Where would "Like a million excellent oneshots that would make for sprawling and gripping novels but nope, more oneshots it is" fall?
CHAOTIC GOOD. PEOPLE LIKE MYSELF WILL NOT BE BOUND BY THE LAWS OF THE NOVEL OR THINGS LIKE CONTINUITY. FUCK YOUR SHIT HAVE MORE ONESHOTS AND THAT ONE MULTICHAPTER FIC THAT HASN'T UPDATED IN FIVE YEARS.
...You know, I'm tempted to say that Fix-it fic is lawful evil. There's a sense of code to adhere to... when the fic author feels like it. Of deciding what's good enough to support, and what to throw out. Stuff where the fic's author decides which parts of canon are good enough, and stays strictly canon-compliant with those parts, but rewrites the stuff that isn't. Maybe because they're taking a children's or ya canon and trying to make it more realistic, maybe because the original work jumped the shark and obviously didn't keep up its own continuity.

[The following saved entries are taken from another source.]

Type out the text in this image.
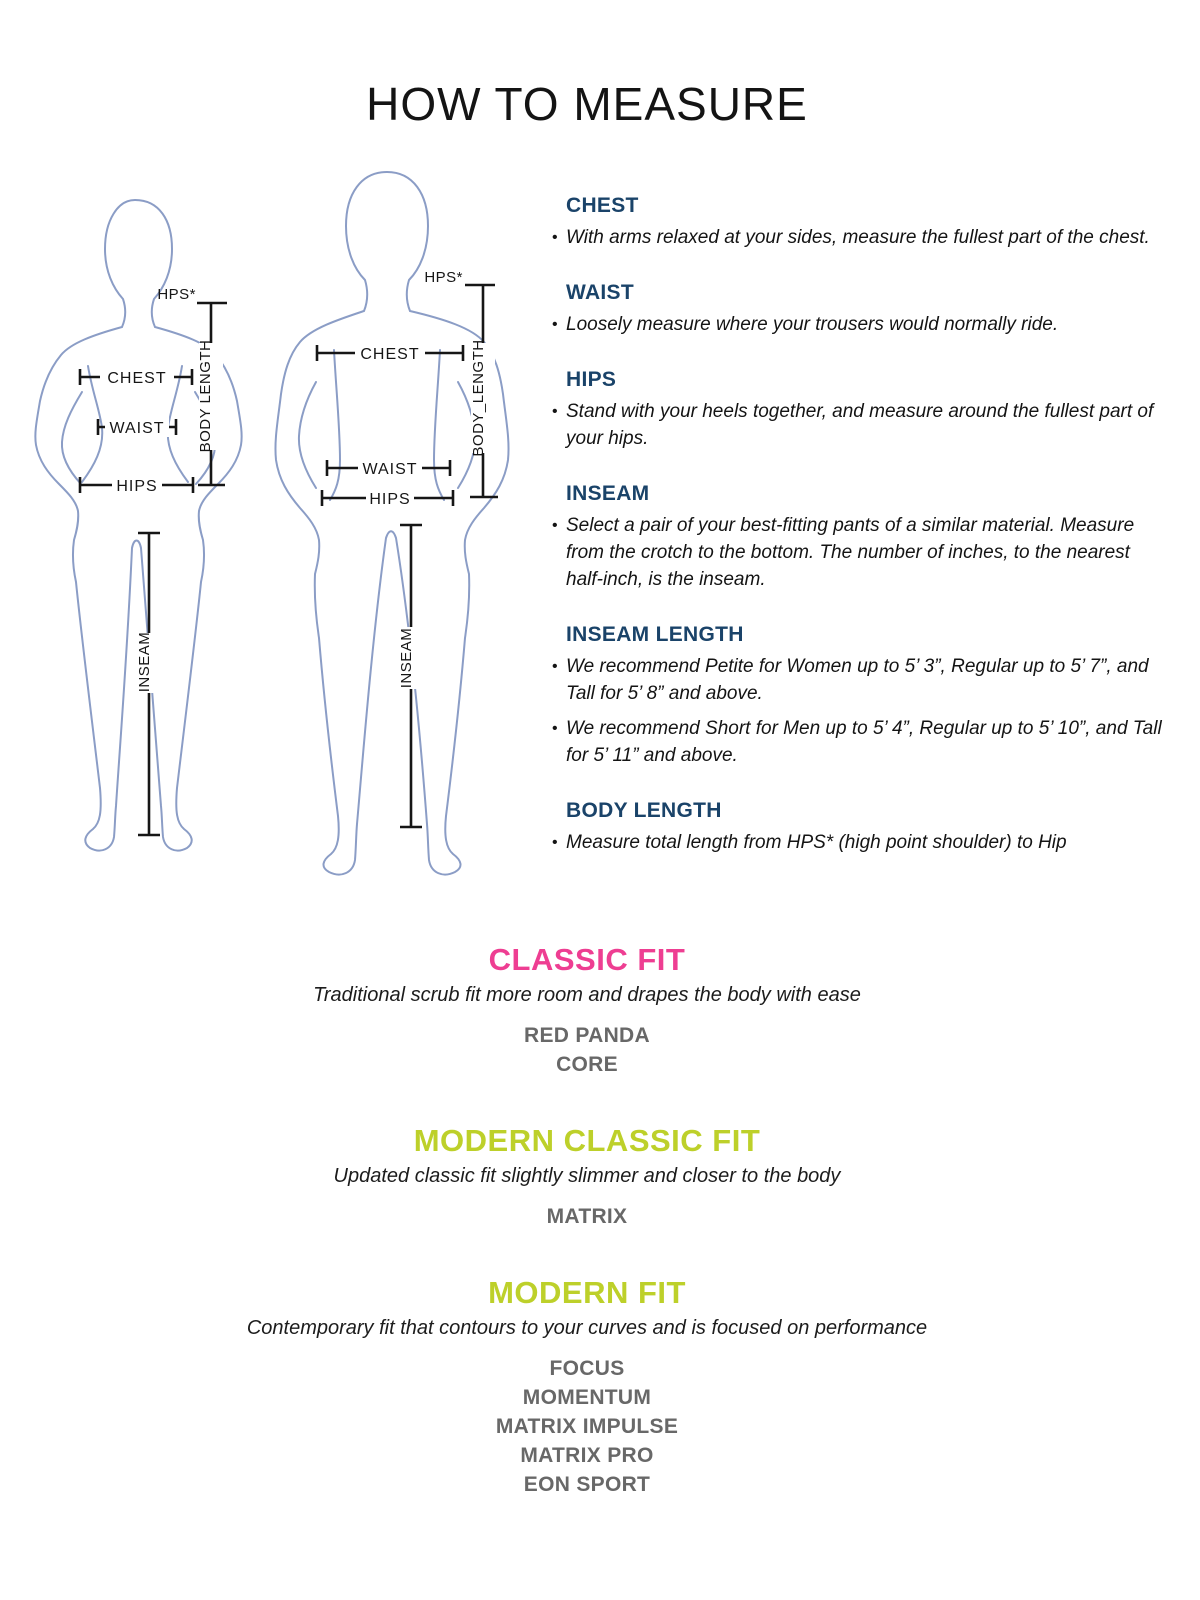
HOW TO MEASURE
HPS*
CHEST
WAIST
HIPS
BODY LENGTH
INSEAM
HPS*
CHEST
WAIST
HIPS
BODY_LENGTH
INSEAM
CHEST
• With arms relaxed at your sides, measure the fullest part of the chest.
WAIST
• Loosely measure where your trousers would normally ride.
HIPS
• Stand with your heels together, and measure around the fullest part of your hips.
INSEAM
• Select a pair of your best-fitting pants of a similar material. Measure from the crotch to the bottom. The number of inches, to the nearest half-inch, is the inseam.
INSEAM LENGTH
• We recommend Petite for Women up to 5’ 3”, Regular up to 5’ 7”, and Tall for 5’ 8” and above.
• We recommend Short for Men up to 5’ 4”, Regular up to 5’ 10”, and Tall for 5’ 11” and above.
BODY LENGTH
• Measure total length from HPS* (high point shoulder) to Hip
CLASSIC FIT

Traditional scrub fit more room and drapes the body with ease

RED PANDA
CORE
MODERN CLASSIC FIT

Updated classic fit slightly slimmer and closer to the body

MATRIX
MODERN FIT

Contemporary fit that contours to your curves and is focused on performance

FOCUS
MOMENTUM
MATRIX IMPULSE
MATRIX PRO
EON SPORT
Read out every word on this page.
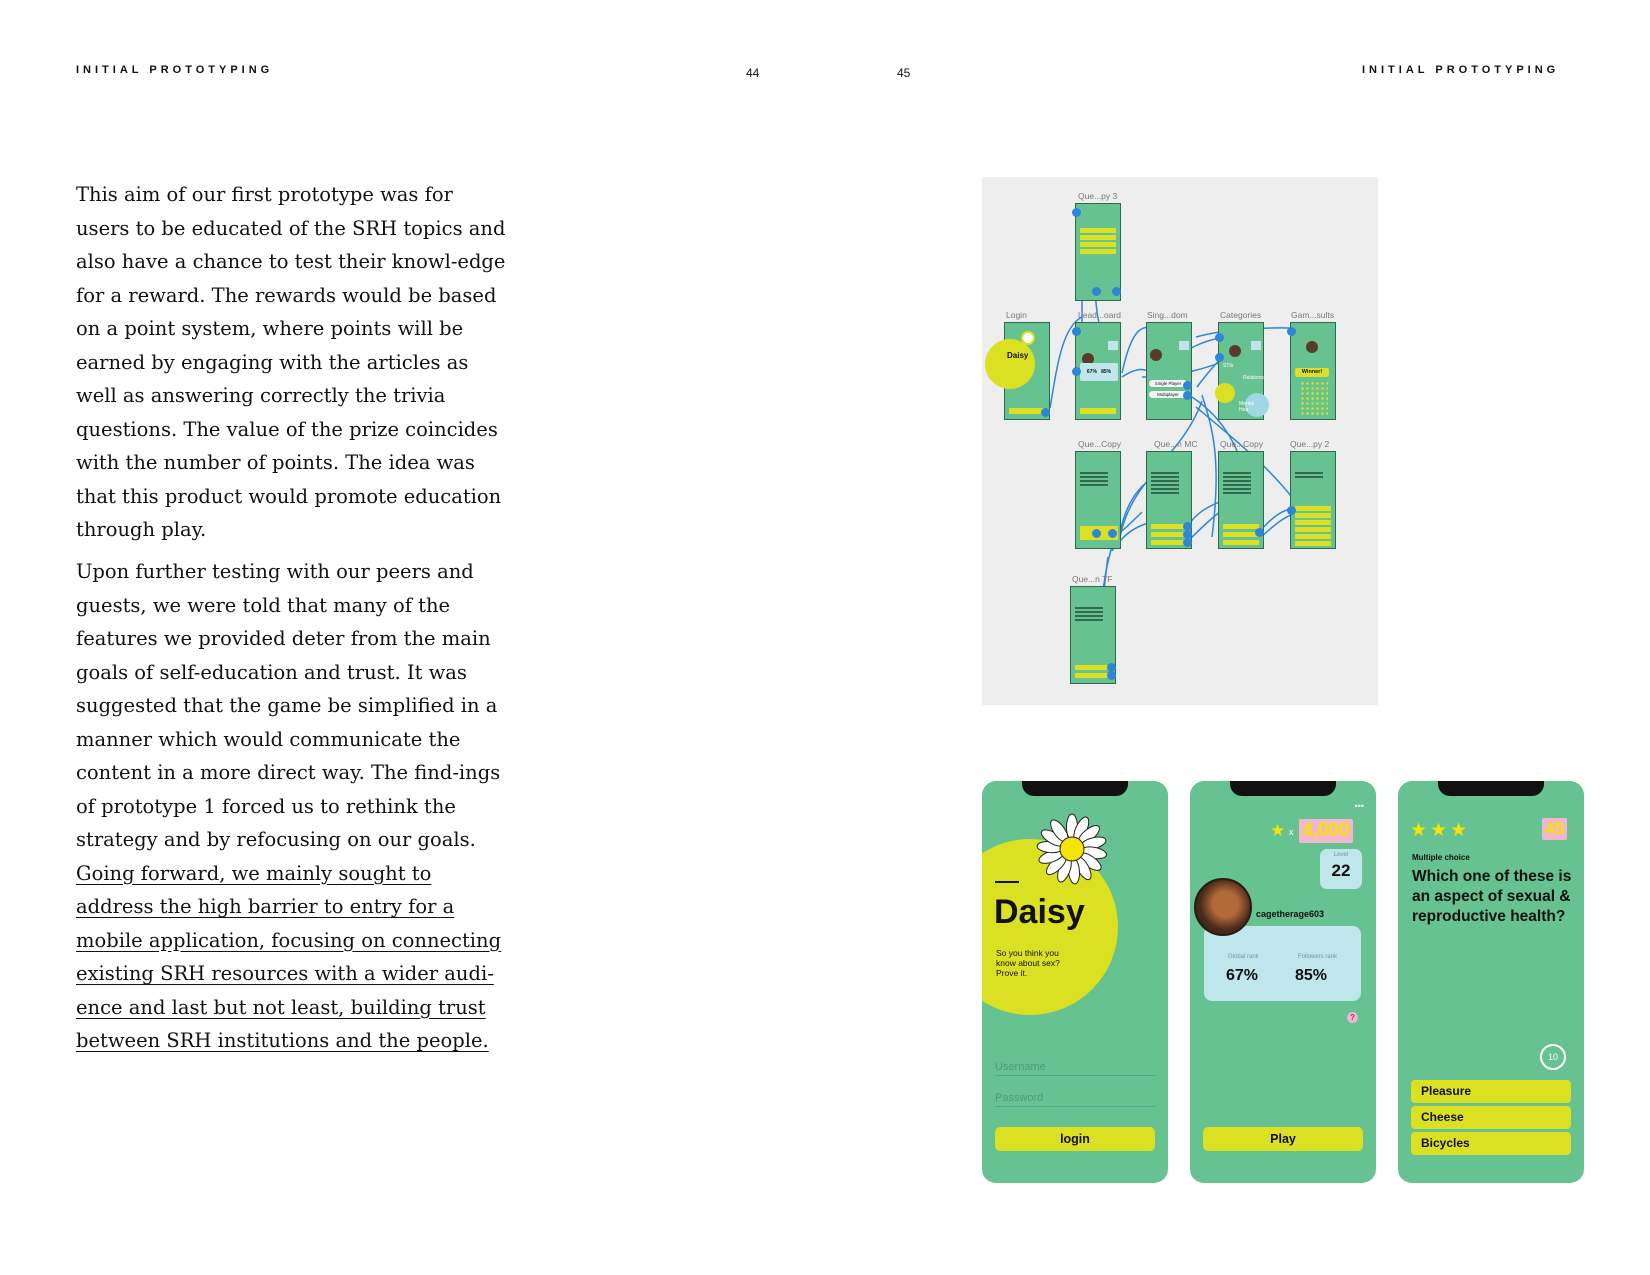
INITIAL PROTOTYPING	44	45	INITIAL PROTOTYPING

This aim of our first prototype was for users to be educated of the SRH topics and also have a chance to test their knowl-edge for a reward. The rewards would be based on a point system, where points will be earned by engaging with the articles as well as answering correctly the trivia questions. The value of the prize coincides with the number of points. The idea was that this product would promote education through play.

Upon further testing with our peers and guests, we were told that many of the features we provided deter from the main goals of self-education and trust. It was suggested that the game be simplified in a manner which would communicate the content in a more direct way. The find-ings of prototype 1 forced us to rethink the strategy and by refocusing on our goals. Going forward, we mainly sought to address the high barrier to entry for a mobile application, focusing on connecting existing SRH resources with a wider audi-ence and last but not least, building trust between SRH institutions and the people.

Que...py 3
Login
Daisy
Lead...oard
67% 85%
Sing...dom
Single Player
Multiplayer
Categories
STIs
Relations
Mental Hea
Gam...sults
Winner!
Que...Copy	Que...n MC	Que...Copy	Que...py 2
Que...n TF
Daisy
So you think you know about sex? Prove it.
Username
Password
login
•••
★ x 4,000
Level
22
Global rank	Followers rank
67% 85%
cagetherage603
?
Play
★★★	45
Multiple choice
Which one of these is an aspect of sexual & reproductive health?
10
Pleasure
Cheese
Bicycles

/glances at FE14 fanfic notes ... I'm Lawful Evil. Fuck yes. :D #look #have you even seen how remarkably terrible this game's writing is #I'm honestly surprised it's not just an example in a writing guide of What Not To Do
Fixit-fic for Lawful evil sounds good. Sporkings tend to be on the chaotic side, but I'm not sure if you could declare them CE... and it would be really fucking nice if we could fucking stop equating evil with low quality, thank you very much. (Lawful evil people aren't called clowns. They're called lawyers.) I'm all for bad = low level; and good = higher level, though.
As long as we're working with one of those systems where you gain experience from experience, and not just winning fights.

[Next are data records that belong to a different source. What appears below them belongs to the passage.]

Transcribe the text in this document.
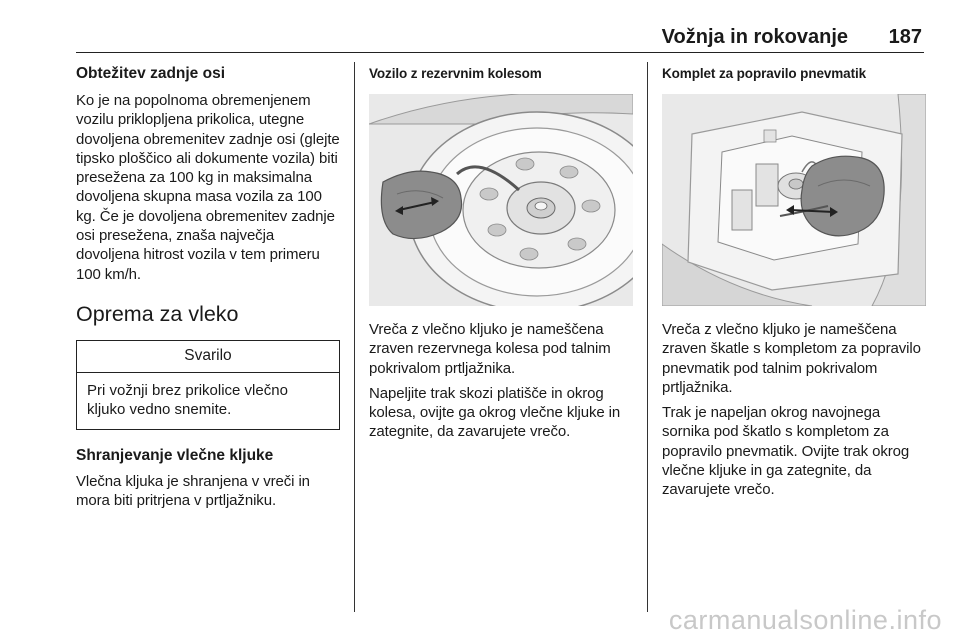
Vožnja in rokovanje 187
Obtežitev zadnje osi

Ko je na popolnoma obremenjenem vozilu priklopljena prikolica, utegne dovoljena obremenitev zadnje osi (glejte tipsko ploščico ali dokumente vozila) biti presežena za 100 kg in maksimalna dovoljena skupna masa vozila za 100 kg. Če je dovoljena obremenitev zadnje osi presežena, znaša največja dovoljena hitrost vozila v tem primeru 100 km/h.

Oprema za vleko
Svarilo
Pri vožnji brez prikolice vlečno kljuko vedno snemite.
Shranjevanje vlečne kljuke

Vlečna kljuka je shranjena v vreči in mora biti pritrjena v prtljažniku.

Vozilo z rezervnim kolesom

Vreča z vlečno kljuko je nameščena zraven rezervnega kolesa pod talnim pokrivalom prtljažnika.

Napeljite trak skozi platišče in okrog kolesa, ovijte ga okrog vlečne kljuke in zategnite, da zavarujete vrečo.

Komplet za popravilo pnevmatik

Vreča z vlečno kljuko je nameščena zraven škatle s kompletom za popravilo pnevmatik pod talnim pokrivalom prtljažnika.

Trak je napeljan okrog navojnega sornika pod škatlo s kompletom za popravilo pnevmatik. Ovijte trak okrog vlečne kljuke in ga zategnite, da zavarujete vrečo.

carmanualsonline.info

I was only going with "good=good writer" because while there's obvious "violating community standards of behavior" things for the evil alignments to do, I wasn't sure how to determine Neutral vs. Good if both of them follow the rules.
I just want to know... What is the Tarrasque of fan fiction? Personally, I vote "complex and IC Star Trek or LOTR fanatics using one of the conlangs developed, with the language flowing naturally and as little grammatical weirdness as possible."

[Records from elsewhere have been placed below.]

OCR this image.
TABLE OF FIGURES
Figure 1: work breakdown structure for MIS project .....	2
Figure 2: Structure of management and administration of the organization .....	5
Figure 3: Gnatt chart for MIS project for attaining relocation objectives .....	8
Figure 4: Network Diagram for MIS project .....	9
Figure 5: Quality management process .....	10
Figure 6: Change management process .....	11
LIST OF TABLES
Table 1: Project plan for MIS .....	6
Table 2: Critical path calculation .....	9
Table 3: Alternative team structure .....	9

The tarrasque is True Neutral, though, so it can't be "look how close I am to canon." My money's on Rosencrantz and Guildenstern Are Dead or something.
Plus I just don't know how I feel about the implication of "pornier kinky fic= evil", even if it's just a DnD evil axis thing. 3.5 classified Evil alignment specifically as acting selfishly and with self-serving desires. I feel like bashfics could be on the Evil spectrum somewhere, with good to evil being based on how awkwardly self-indulgent and weird about it a fandom is. So standard Self Insert fair that's still written to be endearing like Kylee Henke's stuff would be neutral, while a violent torture bashfic like Agony In Pink is CE? I also like word count, as a way of equalling effort? Like, nobody enjoys a non-drabble 480 word prologue that never gets a follow up besides the writer.